Algerian state radio denied reports Monday that a bomb had exploded at a bus station east of Algiers.
A security source earlier told Reuters that a bomb went off at Bouira, some 75 miles from the capital, killing 20 people.
There was no further explanation for the error.
There have been three deadly bomb attacks in the past week in regions east of the capital of the oil and gas exporting North African country.
On Sunday, two bombs in quick succession killed 2 people, including a French engineer and his Algerian chauffuer. The Defense Ministry on Monday denied weekend reports that 13 people had died in that bombing.
There was no immediate claim of responsibility. Algeria's al-Qaida affiliate, al-Qaida in Islamic North Africa, is known to be active in the area.
Other attacksThe North African nation's Islamic militants have mounted several attacks over the past week. On Wednesday, a suicide attack on a military barracks and a second bombing at a cafe shook a beach neighborhood outside the Algerian capital, wounding six people. A day later, a roadside bomb killed six soldiers in the city of Boumerdes.
The attacks of the past week have come as Algerian President Abdelaziz Bouteflika prepares to inaugurate an international trade fair Monday outside Algiers, a high-profile event that will draw members of foreign governments.
Though Algeria has battled an Islamic insurgency for years, the number of attacks has risen dramatically since the country's main militant group vowed allegiance to al-Qaida in 2006.
Most of the country's bombings have been claimed by al-Qaida in Islamic North Africa, formerly known as the GSPC. The group grew out of an insurgency that raged in the country in the 1990s. The violence, which has left as many as 200,000 dead, was prompted by the army's cancellation of legislative elections in 1992 that an Islamist party was poised to win.

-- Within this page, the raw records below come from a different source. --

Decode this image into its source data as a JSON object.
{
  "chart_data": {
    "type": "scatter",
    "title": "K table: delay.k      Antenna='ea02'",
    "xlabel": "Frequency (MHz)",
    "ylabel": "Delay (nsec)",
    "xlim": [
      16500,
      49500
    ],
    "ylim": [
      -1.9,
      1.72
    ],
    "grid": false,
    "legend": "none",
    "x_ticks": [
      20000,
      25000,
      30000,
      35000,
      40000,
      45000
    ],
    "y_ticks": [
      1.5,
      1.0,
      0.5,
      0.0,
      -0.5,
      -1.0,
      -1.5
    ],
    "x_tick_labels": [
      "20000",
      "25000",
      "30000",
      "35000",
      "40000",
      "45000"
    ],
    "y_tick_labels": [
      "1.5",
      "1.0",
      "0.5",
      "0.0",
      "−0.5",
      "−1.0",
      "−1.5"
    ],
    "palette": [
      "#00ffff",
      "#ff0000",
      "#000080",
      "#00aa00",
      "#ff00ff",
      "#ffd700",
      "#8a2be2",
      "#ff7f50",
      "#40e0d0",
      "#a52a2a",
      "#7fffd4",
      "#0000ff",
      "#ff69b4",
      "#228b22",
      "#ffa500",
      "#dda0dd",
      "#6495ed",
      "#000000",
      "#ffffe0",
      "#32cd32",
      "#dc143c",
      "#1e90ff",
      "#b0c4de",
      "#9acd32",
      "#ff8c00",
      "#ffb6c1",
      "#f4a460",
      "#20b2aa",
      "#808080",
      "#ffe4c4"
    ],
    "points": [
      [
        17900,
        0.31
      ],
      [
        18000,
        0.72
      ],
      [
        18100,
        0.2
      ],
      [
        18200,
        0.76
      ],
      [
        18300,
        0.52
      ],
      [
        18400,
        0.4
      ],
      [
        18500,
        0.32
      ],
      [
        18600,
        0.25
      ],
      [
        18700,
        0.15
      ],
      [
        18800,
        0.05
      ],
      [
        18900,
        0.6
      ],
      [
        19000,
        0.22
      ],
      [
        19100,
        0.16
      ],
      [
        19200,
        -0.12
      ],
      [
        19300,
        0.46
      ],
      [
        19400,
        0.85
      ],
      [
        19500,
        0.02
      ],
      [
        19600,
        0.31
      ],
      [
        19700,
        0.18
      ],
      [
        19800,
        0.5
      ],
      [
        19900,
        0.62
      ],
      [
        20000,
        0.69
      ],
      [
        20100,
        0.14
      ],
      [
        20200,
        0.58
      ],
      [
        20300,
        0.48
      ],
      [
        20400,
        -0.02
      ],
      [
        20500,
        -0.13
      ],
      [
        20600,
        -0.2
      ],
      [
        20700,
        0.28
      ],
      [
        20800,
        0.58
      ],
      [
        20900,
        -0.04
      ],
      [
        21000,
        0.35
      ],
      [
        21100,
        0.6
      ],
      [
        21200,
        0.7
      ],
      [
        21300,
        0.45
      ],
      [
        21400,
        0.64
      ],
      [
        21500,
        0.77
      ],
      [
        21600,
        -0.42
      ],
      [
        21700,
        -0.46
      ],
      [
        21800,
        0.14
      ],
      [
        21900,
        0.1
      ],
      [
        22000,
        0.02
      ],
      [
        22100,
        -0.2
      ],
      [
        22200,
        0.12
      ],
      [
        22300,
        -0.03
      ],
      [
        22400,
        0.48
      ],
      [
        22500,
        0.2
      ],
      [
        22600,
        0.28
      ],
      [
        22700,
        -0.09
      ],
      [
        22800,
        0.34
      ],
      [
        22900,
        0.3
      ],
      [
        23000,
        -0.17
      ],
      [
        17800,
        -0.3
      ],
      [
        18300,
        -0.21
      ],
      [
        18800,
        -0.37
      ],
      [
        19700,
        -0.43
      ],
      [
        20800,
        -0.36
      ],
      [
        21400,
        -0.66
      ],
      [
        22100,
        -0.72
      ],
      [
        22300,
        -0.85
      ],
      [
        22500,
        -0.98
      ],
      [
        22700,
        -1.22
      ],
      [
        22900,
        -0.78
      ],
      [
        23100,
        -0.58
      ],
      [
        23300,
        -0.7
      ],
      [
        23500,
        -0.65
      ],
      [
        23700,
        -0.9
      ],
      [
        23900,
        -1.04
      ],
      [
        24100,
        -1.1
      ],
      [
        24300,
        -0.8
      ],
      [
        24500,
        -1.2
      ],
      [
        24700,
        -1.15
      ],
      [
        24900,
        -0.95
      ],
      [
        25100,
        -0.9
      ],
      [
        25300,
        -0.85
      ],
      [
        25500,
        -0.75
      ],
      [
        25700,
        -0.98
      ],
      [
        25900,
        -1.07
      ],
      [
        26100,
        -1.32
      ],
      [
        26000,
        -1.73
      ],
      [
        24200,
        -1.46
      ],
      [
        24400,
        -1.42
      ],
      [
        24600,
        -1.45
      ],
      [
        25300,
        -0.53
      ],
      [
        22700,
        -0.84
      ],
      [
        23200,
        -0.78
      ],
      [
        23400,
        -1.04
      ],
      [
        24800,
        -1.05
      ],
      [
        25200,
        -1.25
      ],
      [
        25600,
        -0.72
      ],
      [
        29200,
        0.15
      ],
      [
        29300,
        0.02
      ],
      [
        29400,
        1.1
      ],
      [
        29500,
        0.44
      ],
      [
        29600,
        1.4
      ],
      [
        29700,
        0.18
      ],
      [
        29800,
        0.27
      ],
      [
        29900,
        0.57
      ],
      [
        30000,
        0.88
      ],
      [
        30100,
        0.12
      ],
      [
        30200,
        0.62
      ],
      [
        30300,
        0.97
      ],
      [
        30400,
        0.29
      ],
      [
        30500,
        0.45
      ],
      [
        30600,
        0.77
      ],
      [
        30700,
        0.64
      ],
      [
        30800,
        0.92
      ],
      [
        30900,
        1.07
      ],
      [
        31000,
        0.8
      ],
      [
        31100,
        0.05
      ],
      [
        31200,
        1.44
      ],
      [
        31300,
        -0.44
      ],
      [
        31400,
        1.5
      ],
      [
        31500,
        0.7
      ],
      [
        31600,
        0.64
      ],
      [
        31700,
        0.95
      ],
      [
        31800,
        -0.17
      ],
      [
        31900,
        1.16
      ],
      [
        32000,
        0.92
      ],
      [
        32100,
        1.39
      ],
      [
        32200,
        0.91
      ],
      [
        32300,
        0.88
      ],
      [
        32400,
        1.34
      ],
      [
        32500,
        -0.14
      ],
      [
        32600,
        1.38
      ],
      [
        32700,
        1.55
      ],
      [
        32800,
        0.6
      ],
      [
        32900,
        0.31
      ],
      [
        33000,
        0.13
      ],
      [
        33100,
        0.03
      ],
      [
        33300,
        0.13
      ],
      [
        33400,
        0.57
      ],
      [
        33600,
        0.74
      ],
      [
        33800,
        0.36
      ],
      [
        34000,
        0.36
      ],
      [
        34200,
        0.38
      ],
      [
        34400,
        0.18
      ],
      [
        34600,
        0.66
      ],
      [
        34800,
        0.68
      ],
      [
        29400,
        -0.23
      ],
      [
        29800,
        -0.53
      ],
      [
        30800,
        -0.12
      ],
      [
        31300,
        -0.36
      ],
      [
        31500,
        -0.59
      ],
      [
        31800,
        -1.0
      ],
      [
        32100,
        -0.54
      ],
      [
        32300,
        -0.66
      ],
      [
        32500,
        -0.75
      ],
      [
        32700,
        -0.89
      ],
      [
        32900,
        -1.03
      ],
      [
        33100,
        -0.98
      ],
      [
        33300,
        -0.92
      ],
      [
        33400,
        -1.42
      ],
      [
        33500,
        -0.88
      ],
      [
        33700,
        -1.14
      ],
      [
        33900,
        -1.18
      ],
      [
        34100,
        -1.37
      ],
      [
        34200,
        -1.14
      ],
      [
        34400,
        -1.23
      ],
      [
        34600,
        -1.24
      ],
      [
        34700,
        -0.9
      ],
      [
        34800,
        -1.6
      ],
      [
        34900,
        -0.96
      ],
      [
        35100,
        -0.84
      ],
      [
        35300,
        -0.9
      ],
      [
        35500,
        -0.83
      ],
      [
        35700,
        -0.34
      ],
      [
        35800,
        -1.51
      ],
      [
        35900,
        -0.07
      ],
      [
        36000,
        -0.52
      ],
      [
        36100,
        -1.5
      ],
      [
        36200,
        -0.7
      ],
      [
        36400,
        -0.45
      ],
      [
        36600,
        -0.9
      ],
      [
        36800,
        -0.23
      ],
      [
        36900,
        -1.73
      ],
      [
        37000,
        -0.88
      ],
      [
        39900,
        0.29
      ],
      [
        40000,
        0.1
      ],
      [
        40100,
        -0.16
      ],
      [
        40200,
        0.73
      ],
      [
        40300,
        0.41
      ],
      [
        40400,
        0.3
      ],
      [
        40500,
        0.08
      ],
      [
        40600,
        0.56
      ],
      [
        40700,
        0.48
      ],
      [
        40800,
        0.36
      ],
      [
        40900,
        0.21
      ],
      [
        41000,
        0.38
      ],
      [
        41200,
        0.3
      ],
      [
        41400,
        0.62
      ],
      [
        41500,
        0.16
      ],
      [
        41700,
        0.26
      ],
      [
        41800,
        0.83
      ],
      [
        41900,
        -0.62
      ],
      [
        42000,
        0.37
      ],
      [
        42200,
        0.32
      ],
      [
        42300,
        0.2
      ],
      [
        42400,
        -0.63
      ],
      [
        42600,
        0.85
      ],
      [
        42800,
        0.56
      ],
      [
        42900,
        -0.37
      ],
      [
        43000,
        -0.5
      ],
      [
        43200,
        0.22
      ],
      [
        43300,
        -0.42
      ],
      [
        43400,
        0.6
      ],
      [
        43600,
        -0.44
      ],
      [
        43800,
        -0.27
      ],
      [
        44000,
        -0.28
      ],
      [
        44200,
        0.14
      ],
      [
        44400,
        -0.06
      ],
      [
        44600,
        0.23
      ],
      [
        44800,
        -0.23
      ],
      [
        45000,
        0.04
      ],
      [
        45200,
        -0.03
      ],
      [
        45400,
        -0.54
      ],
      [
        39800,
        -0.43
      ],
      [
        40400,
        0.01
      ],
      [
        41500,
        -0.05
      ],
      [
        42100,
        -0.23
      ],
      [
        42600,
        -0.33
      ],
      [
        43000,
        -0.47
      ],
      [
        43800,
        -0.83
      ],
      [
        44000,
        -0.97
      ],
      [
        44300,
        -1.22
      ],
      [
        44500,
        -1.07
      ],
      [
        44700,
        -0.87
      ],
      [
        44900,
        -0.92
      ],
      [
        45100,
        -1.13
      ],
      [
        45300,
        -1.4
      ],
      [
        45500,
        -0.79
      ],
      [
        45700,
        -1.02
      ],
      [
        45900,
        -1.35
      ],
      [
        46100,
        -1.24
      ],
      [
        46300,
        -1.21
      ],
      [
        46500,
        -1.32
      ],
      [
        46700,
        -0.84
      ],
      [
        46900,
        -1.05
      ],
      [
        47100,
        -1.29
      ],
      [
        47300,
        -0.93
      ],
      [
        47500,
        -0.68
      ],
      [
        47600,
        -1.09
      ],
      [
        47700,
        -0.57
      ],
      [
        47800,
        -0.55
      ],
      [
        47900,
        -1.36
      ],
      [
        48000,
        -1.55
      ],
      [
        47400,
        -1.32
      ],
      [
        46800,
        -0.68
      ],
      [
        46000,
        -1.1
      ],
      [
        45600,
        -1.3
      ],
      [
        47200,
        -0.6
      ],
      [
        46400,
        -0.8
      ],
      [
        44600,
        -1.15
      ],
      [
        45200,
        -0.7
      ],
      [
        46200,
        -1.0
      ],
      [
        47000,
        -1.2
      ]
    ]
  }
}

Many attacks in Algeria have targeted the national security services and military, while others have struck foreigners. Sunday's attack was apparently crafted to hit both of those targets. In December, a double suicide bombing in Algiers killed 41 people, including 17 U.N. workers. In April 2007, coordinated suicide strikes against the main government offices in central Algiers and a police station killed 33.